Perhaps “rig” is too harsh a word. But not by much. Lowering the threshold for a death sentence from 12 jurors to nine, as is proposed in Senate Bill 64, is a huge shift. It would put Colorado in a small minority of states — Florida, Alabama and Delaware — that either don’t require unanimous juries to impose a death sentence or allow a judge to overrule a jury that prefers a life sentence.

Sen. Kevin Lundberg, R-Berthoud, the bill’s lead sponsor, freely admits that frustration with recent jury results led him to this proposal.

“If anything was deserving of the death penalty, I’d say that’s it the Aurora (theater) shooting,” Lundberg told 7News. “I think we need to come to terms with: Are we going to have a death penalty that functions in Colorado or are we just going to put it in name only and not really have the death penalty?”

Lundberg has a point in the sense that if juries are unwilling to put to death the likes of James Holmes, the theater shooter, or Dexter Lewis, found guilty last year of five murders at a bar in Denver, then the death penalty in its present form is no longer a viable option in the overwhelmingly majority of murders. But the logical response to that fact is to abolish the penalty, not lower the standard under which it is imposed.
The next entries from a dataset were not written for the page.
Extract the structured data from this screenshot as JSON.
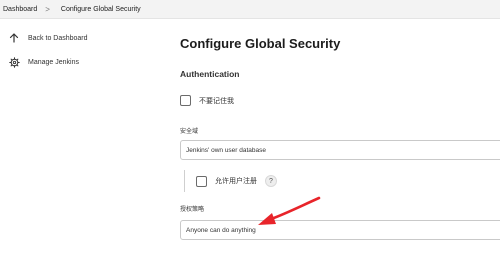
{
  "breadcrumb": {
    "items": [
      "Dashboard",
      "Configure Global Security"
    ],
    "separator": ">"
  },
  "sidebar": {
    "items": [
      {
        "label": "Back to Dashboard",
        "icon": "arrow-up-icon"
      },
      {
        "label": "Manage Jenkins",
        "icon": "gear-icon"
      }
    ]
  },
  "main": {
    "title": "Configure Global Security",
    "section_title": "Authentication",
    "remember_me_label": "不要记住我",
    "security_realm_label": "安全域",
    "security_realm_value": "Jenkins' own user database",
    "allow_signup_label": "允许用户注册",
    "help_label": "?",
    "authorization_label": "授权策略",
    "authorization_value": "Anyone can do anything"
  },
  "annotation": {
    "arrow_color": "#e8242a"
  }
}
It’s true, of course, that SB 64 would affect only the sentencing phase of the trial and that a unanimous jury would still be required to find the defendant guilty of a capital crime. But this isn’t just any sentence. It’s the only one that is irrevocable once carried out, the only one that nearly everyone recognizes is in a category of its own.

If a jury that finds a defendant guilty can’t agree that he deserves the death sentence, then it shouldn’t be imposed.